On the pre-chorus, Cyrus mentions “living fast” and “chasing cars,” but it’s on the track’s anthemic hook where she really seems to call back to her Bangerz era.
“I know I used to be crazy/ I know I used to be fun/ You say I used to be wild/ I say I used to be young/ You tell me time has done changed me/ That's fine, I'vе had a good run/ I know I used to be crazy/ That's ‘cause I usеd to be young,” she sings.
It is nostalgic and tender, as she gazes back at her life like flipping through the pages of a photo album. There’s simultaneously sadness and joy, a dichotomy that Cyrus says was her intention while crafting the track. But as the song continues, the feeling that’s left behind beyond her neutral reflections, is a sense of peaceful and deep gratitude she has for her more riotous, youthful days. “I know I used to be crazy/ Messed up but, God, was it fun,” she sings, before adding, “Those wasted nights are not wasted/ I remember every one.”
Crucially, Cyrus’ framing of her “crazy” past is positive, appreciative, and with a deep thankfulness — for getting to experience it, and for moving on from it. In turn “Used To Be Young” also carries with it a slightly subversive sentiment. When it felt like the press and all of the world was crucifying the singer at that moment in her life, Cyrus instead chooses to remember that time with indebtedness; she wouldn’t be who she is today without being who she was then. And though she isn’t that person anymore, she still isn’t apologizing for her.
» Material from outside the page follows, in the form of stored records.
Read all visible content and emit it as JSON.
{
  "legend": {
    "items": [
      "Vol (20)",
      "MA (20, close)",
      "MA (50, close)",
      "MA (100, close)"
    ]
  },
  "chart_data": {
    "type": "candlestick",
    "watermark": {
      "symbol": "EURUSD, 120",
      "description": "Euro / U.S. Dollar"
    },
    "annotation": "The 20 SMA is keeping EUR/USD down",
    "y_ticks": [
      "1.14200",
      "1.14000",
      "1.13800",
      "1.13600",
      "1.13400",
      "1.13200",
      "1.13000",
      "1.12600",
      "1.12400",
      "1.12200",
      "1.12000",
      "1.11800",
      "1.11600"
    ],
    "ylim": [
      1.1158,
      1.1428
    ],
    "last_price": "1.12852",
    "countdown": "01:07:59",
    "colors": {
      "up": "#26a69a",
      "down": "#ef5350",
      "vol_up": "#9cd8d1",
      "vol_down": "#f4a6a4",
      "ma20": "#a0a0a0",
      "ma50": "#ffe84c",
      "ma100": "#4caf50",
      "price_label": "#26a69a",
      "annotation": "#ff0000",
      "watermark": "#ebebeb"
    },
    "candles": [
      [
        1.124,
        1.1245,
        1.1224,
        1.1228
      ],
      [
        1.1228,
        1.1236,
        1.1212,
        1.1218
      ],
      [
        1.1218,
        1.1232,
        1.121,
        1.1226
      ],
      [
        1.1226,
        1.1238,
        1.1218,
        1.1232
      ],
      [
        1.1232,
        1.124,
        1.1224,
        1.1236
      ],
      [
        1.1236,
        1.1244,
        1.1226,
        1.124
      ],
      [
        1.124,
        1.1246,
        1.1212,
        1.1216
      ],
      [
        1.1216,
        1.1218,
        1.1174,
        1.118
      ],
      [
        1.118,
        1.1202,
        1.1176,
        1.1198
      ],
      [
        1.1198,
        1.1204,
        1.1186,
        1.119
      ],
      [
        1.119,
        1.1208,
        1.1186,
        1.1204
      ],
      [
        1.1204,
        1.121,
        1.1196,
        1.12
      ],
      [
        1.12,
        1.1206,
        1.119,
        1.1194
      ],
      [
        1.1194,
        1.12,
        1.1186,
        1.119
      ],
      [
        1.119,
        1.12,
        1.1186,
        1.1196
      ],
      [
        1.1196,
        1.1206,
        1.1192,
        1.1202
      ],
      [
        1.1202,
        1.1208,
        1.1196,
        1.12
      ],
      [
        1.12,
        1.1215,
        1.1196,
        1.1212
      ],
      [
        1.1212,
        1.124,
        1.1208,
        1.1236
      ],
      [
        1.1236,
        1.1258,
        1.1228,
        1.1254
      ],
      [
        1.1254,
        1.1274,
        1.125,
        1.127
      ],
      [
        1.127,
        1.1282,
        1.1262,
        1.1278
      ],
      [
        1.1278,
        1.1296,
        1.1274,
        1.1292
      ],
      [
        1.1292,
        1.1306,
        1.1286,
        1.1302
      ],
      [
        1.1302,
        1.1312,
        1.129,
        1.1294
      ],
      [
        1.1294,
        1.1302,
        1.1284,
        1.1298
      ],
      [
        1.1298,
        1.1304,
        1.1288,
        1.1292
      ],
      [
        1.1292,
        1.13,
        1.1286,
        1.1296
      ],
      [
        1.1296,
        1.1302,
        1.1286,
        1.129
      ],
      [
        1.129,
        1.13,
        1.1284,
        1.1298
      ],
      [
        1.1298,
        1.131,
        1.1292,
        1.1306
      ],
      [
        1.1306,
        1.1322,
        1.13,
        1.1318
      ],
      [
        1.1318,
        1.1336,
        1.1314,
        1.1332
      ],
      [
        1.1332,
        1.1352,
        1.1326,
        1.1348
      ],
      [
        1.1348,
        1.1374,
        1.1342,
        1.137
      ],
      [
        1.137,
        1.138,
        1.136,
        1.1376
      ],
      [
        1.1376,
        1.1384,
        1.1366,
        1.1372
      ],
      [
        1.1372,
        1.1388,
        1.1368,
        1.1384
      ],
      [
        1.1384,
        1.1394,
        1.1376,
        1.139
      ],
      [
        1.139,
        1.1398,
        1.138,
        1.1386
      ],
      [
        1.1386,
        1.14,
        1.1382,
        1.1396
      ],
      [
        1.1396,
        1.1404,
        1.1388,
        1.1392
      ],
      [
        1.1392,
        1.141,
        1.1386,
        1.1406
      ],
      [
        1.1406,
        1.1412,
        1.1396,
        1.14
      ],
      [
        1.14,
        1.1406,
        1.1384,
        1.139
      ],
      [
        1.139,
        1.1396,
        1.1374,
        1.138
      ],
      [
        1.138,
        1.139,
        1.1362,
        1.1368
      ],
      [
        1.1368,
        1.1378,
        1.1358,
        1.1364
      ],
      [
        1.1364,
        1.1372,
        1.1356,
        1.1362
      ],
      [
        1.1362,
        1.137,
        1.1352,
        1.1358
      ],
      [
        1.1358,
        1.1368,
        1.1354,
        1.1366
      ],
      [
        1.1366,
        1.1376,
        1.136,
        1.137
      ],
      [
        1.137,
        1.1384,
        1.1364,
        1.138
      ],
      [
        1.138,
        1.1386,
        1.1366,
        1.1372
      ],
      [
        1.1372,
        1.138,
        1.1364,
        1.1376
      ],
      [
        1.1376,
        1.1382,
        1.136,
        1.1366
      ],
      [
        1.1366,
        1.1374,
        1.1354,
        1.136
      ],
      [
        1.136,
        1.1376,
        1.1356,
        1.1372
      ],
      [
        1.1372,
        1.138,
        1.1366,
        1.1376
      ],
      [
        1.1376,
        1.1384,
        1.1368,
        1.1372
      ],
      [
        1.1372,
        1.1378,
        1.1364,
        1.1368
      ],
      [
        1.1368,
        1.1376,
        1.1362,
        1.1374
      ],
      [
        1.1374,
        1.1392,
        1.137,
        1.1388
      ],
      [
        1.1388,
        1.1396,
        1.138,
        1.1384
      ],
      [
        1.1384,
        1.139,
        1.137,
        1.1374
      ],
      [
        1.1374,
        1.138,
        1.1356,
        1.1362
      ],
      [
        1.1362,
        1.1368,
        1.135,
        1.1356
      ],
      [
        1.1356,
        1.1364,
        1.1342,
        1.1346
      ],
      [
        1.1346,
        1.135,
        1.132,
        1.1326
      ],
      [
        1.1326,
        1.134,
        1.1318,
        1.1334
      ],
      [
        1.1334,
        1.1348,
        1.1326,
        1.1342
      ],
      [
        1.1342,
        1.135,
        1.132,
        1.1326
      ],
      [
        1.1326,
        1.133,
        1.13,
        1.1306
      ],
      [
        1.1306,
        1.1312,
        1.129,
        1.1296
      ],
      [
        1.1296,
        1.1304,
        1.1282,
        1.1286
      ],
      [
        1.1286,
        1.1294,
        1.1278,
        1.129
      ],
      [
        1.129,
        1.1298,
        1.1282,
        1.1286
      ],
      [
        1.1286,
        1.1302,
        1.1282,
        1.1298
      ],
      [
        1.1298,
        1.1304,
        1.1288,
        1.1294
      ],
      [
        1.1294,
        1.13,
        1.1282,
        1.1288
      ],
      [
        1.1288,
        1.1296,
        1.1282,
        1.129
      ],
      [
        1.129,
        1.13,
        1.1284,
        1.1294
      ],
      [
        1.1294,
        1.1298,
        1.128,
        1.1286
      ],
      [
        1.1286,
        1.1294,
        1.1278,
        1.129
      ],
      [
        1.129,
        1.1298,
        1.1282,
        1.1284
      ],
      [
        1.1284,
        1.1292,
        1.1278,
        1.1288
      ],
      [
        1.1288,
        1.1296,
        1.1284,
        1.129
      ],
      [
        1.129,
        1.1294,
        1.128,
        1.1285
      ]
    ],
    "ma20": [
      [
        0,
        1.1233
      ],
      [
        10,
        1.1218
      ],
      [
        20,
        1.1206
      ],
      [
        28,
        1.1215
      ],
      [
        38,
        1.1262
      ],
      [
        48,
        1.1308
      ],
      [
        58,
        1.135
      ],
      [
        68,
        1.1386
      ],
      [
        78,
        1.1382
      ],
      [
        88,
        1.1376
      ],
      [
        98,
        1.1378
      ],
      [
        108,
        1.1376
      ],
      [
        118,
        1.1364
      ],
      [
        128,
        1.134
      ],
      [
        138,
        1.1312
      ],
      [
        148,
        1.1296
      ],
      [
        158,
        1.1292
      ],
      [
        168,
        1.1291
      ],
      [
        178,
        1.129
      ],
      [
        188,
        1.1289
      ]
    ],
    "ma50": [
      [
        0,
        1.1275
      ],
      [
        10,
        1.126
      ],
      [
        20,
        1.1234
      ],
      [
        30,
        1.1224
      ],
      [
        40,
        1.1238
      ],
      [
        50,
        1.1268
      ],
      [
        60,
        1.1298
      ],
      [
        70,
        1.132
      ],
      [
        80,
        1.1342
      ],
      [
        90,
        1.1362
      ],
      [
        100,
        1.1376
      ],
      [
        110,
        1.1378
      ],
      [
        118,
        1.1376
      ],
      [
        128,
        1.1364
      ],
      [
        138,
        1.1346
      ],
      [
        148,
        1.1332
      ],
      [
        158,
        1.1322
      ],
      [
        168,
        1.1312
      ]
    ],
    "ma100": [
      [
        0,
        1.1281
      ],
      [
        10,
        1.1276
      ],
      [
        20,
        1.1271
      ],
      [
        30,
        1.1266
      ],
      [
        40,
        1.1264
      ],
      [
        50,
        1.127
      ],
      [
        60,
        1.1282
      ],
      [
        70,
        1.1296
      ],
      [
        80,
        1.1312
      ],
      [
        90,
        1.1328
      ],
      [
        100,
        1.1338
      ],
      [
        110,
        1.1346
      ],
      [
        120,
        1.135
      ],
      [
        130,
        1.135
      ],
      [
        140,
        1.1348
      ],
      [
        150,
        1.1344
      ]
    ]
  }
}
Maybe this adds more illumination to what Cyrus has said about writing the “Used To Be Young,” which is that it spilled out during a time when she was feeling misunderstood (By the world? By herself?): “These lyrics were written almost 2 years ago at the beginning of [Endless Summer Vacation]. It was at a time I felt misunderstood. I have spent the last 18 months painting a sonic picture of my perspective to share with you. The time has arrived to release a song that I could perfect forever. Although my work is done, this song will continue to write itself everyday. The fact it remains unfinished is a part of its beauty. That is my life at this moment ….. unfinished yet complete.”
A decade later, Cyrus is a celebrated figure in the pop culture canon; her songs easily top the Billboard 100, and she can host New Years Eve broadcasts, be a headliner at the Bud Light Super Bowl festival. Moms and dads love her (again). But her Bangerz era and all its press baggage will always be a blip in her timeline, a moment that she’ll continue to have to keep reliving (and keep accounting for) in press (alongside with a certain relationship).
In May 2023, she remarked to Vogue UK, looking back at that time, that she realized she was harshly judged: “I carried some guilt and shame around myself for years because of how much controversy and upset I really caused,” she said. “I was harshly judged as a child by adults and now, as an adult, I realise that I would never harshly judge a child.”
Now, Cyrus is having the final word; it’s our turn to respect it.